Because of the need for bootstrapping, validation, and caching, the number of steps from source files to lesson website is considerably more than two. The diagram below describes shows the process by which a lesson is built using the workbench.

  1. The lesson contributor has an idea and writes it in Markdown or R Markdown
  2. The lesson contributor runs sandpaper::serve() to start the engine.
  3. {sandpaper} passes this file to {pegboard}, which checks it for accessibility and reports to the user if there are any errors
  4. {sandpaper} passes the file to {knitr}, which renders the file to Markdown and stores it in the site/built folder
  5. {sandpaper} passes the file to PANDOC, which renders the Markdown to HTML (this is temporarily stored as a character vector in R)
  6. {sandpaper} passes the HTML to {pkgdown}, which applies the templates from {varnish}, creating the lesson website.

Diagram showing the workflow described above.

Remote Workflow

The motivation for the remote workflows is the same as the local workflow: to allow for rendering of an HTML website without having to rebuild files that have previously been built. The only twist is that these files are necessarily ephemeral because we will never be building the site on the same server day to day, so how do we avoid rebuilding markdown intermediates and HTML outputs when we do not track them by git?

The answer is with orphan branches that map on to the folders in site/ using git worktrees, which is achieved via the internal function sandpaper:::ci_deploy().

Folder Branch Contents
site/built md-outputs Markdown outputs and rendered files (e.g. images)
site/docs gh-pages HTML outputs for the live website.

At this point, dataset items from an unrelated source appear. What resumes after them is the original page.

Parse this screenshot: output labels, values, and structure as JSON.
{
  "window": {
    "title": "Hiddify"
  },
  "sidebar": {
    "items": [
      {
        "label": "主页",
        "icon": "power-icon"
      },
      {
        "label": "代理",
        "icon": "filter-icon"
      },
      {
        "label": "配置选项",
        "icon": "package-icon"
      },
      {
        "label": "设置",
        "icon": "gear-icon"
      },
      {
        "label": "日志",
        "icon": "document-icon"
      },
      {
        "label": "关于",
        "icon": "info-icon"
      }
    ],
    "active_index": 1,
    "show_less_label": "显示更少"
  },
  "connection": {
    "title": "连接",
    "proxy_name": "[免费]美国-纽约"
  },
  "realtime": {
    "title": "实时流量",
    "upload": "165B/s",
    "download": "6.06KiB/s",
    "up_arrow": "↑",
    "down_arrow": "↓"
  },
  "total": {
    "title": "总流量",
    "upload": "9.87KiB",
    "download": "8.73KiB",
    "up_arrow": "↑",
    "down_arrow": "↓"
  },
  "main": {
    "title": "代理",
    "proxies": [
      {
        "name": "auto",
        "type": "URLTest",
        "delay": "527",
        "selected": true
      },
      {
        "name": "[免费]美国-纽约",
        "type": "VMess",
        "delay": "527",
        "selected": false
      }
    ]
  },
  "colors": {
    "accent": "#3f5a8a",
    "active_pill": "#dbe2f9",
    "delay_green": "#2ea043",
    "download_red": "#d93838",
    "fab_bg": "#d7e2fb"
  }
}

Diagrammatic representation of the GitHub deployment cycle showing four branches, gh-pages, md-outputs, main, and my-edit. The my-edit branch is a direct descendent of the main branch, while the gh-pages and md-outputs branches are orphans. Each commit of the main branch has a process represented by a dashed arrow that builds a commit of the subsequent orphan branches

Diagram of the sandpaper:::ci_deploy() process
orphan branch
Orphan branches are separate branches known to git that share no common history with the main branch.
work tree
Work trees are a special git workflow that allows you to work on multiple for the same repository in separate folders.

Each time a commit happens on the main branch, the main branch is checked out and then git worktrees are provisioned inside of the site/ directory for each branch via the internal function sandpaper:::git_worktree_setup(), which is modified from Hadley Wickham’s pkgdown::deploy_to_branch() function. After they are provisioned and the contents populated from the existing branches, then they appear on the remote system just like they appear on your local system and the lesson can be updated without rebuilding everyting.

Once it is all done, the contents are pushed to their respective branches, the worktrees are disassembled, and the remote runner is released to another task.